日本の四季を織り交ぜて描くエッセイ、詩、作詞、創作台本、シナリオ、小説などの小部屋です。

短編小説集(13) 解毒<7>

2013年11月07日 00時00分00秒 | #小説

「お待たせしました…」
 篠口は歩き始めた。篠口の前方に1名、後方に1名のSP風男がいかめしくガードして歩く。篠口の右横には藤堂がいて、歩調を合わせる。
「もっといつものようにお威張り下さい。今日の総理は少し怪(おか)しいですよ?」
 藤堂はニンマリとした。俺が総理で、いつも威張っているだって…。篠口は現実から乖離(かいり)した展開に、思わず笑い転げた。前後の男はギクッ! と驚いて歩を止め、藤堂も停止して篠口を窺(うかが)った。 
「ど、どうかされましたか?! 総理!」
「いや、失敬。なんでもない。
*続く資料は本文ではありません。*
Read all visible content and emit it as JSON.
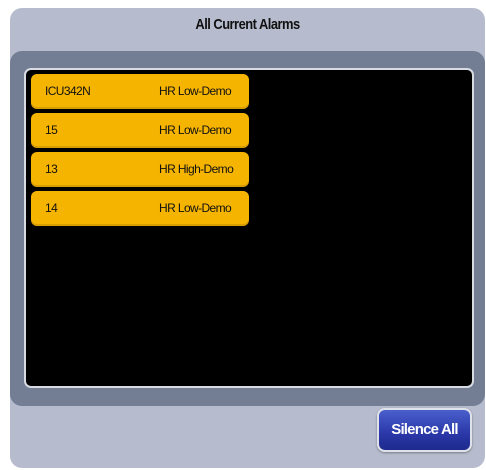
{
  "dialog": {
    "title": "All Current Alarms"
  },
  "alarms": [
    {
      "bed": "ICU342N",
      "message": "HR Low-Demo"
    },
    {
      "bed": "15",
      "message": "HR Low-Demo"
    },
    {
      "bed": "13",
      "message": "HR High-Demo"
    },
    {
      "bed": "14",
      "message": "HR Low-Demo"
    }
  ],
  "actions": {
    "silence_all_label": "Silence All"
  },
  "colors": {
    "alarm_background": "#f5b400",
    "dialog_background": "#b6bccd",
    "panel_background": "#737d93",
    "list_background": "#000000",
    "silence_button": "#2a37a8"
  }
}
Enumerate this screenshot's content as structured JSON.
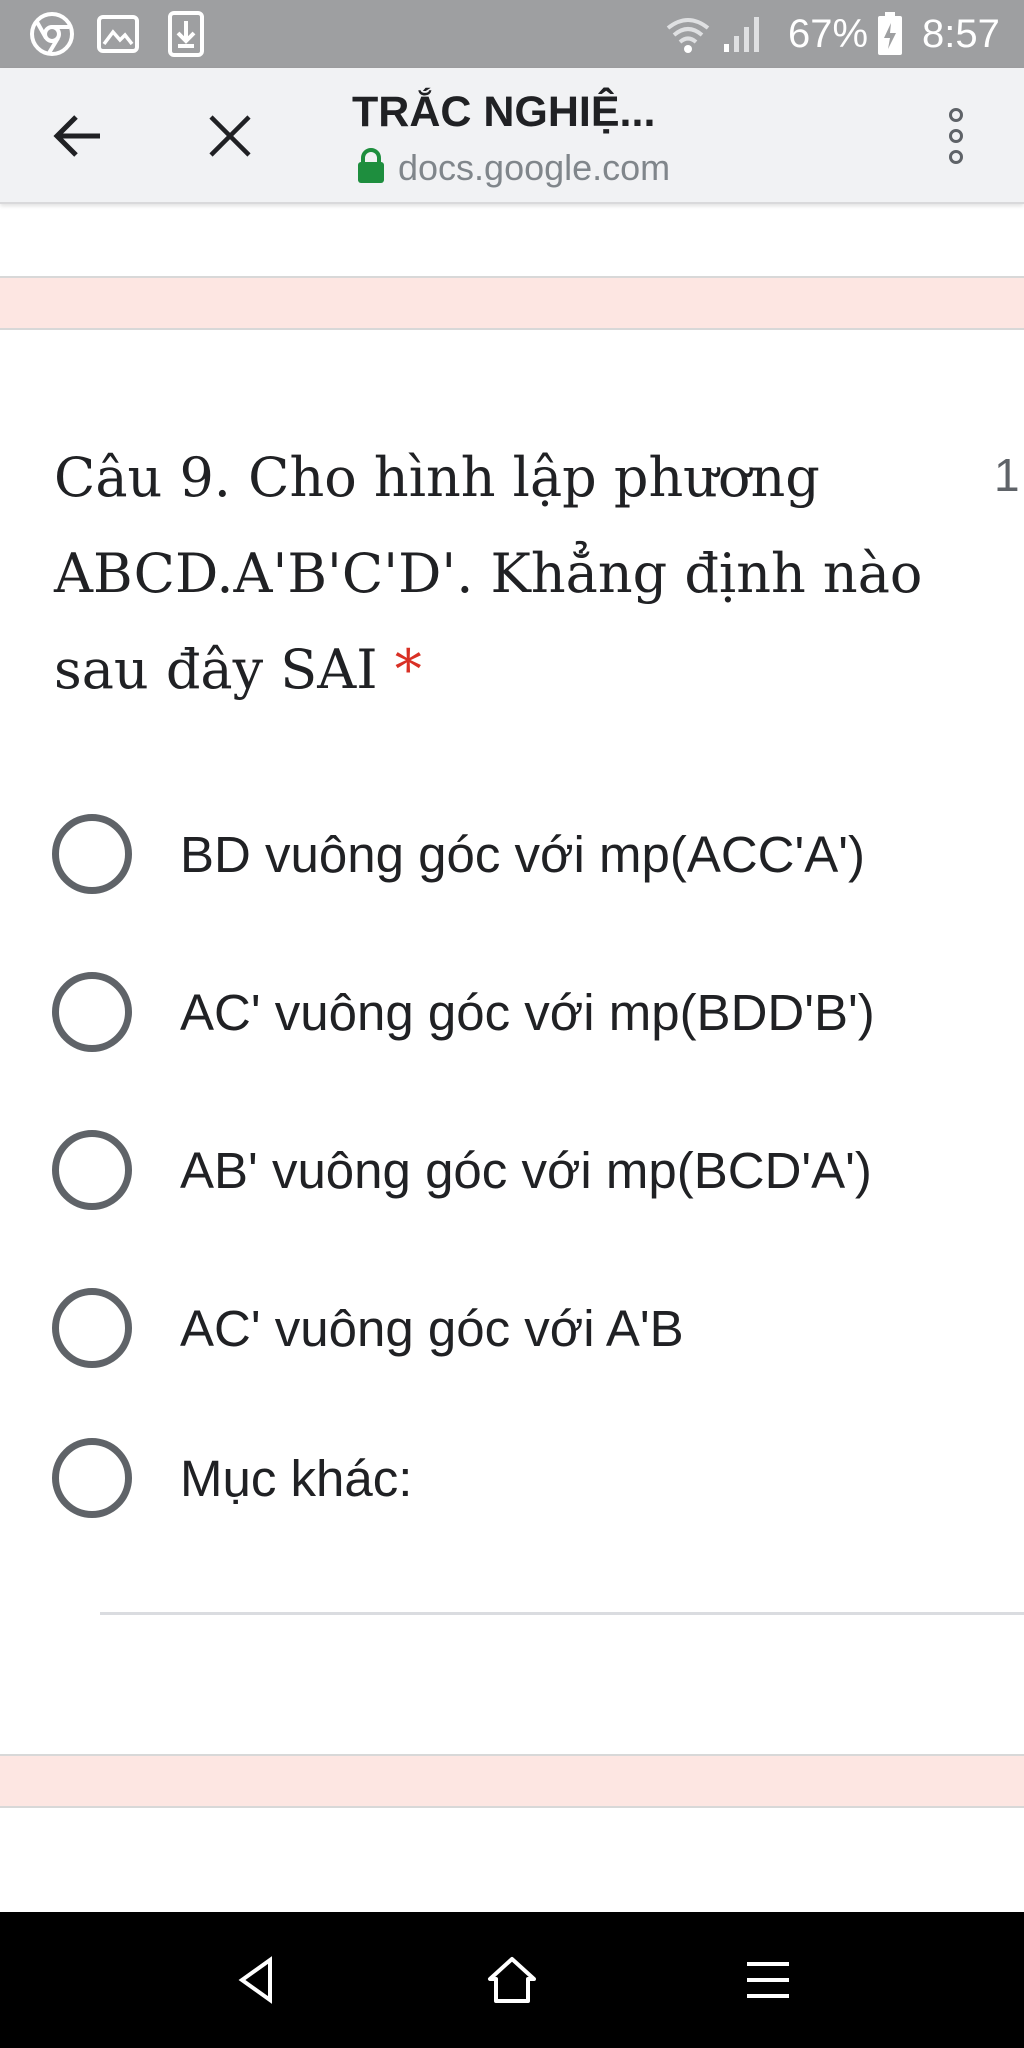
{
  "status_bar": {
    "battery_percent": "67%",
    "time": "8:57",
    "icons": [
      "chrome-icon",
      "gallery-icon",
      "download-icon",
      "wifi-icon",
      "signal-icon",
      "battery-charging-icon"
    ]
  },
  "toolbar": {
    "back_icon": "back-arrow-icon",
    "close_icon": "close-icon",
    "title": "TRẮC NGHIỆ...",
    "url": "docs.google.com",
    "menu_icon": "more-vert-icon",
    "lock_color": "#1e8e3e"
  },
  "question": {
    "text": "Câu 9. Cho hình lập phương ABCD.A'B'C'D'. Khẳng định nào sau đây SAI",
    "required_mark": "*",
    "points": "1"
  },
  "options": [
    {
      "label": "BD vuông góc với mp(ACC'A')"
    },
    {
      "label": "AC' vuông góc với mp(BDD'B')"
    },
    {
      "label": "AB' vuông góc với mp(BCD'A')"
    },
    {
      "label": "AC' vuông góc với A'B"
    },
    {
      "label": "Mục khác:"
    }
  ],
  "navbar": {
    "icons": [
      "nav-back-icon",
      "nav-home-icon",
      "nav-menu-icon"
    ]
  },
  "colors": {
    "accent_band": "#fde6e2",
    "required": "#d93025",
    "radio_border": "#5f6368"
  }
}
ちょっと想い出したことがあったんだ…」
 篠口は、なるに任せるしかないな…と半ば諦(あきら)めた。
 やがて、連れていかれた・・と表現していい状況で高級車の後部座席に乗せられた篠口は、車中の人となった。横に添乗する藤堂は終始、押し黙っている。そのとき篠口にまた、一つの疑念が甦(よみがえ)った。
「総理って、公邸住まいじゃなかったのかな、普通は…」
「えっ? ああ、そのことですか。幽霊は嫌だから引っ越さないって言ってられたじゃないですか。私と一緒に住もうってご冗談も…」
 俺、そんなこと言ったか?・・とは返さず、篠口は黙って頷(うなず)いた。
「ああ、そうだったね…」
 車は永田町界隈へ入り、速度を幾らか落とした。
「まもなく公邸です」
「私はどうしたらいいの?」
「いつものように公邸でしばらく、ゆったりして戴いて、首相官邸へお送りさせて戴きます。その後は、総理のご意向のままに。官房長官とご相談を…」
「ああ、そうだよね」
 秘書官の藤堂は一瞬、顔をそむけ、これが総理か? という不信の表情を露(あら)わにした。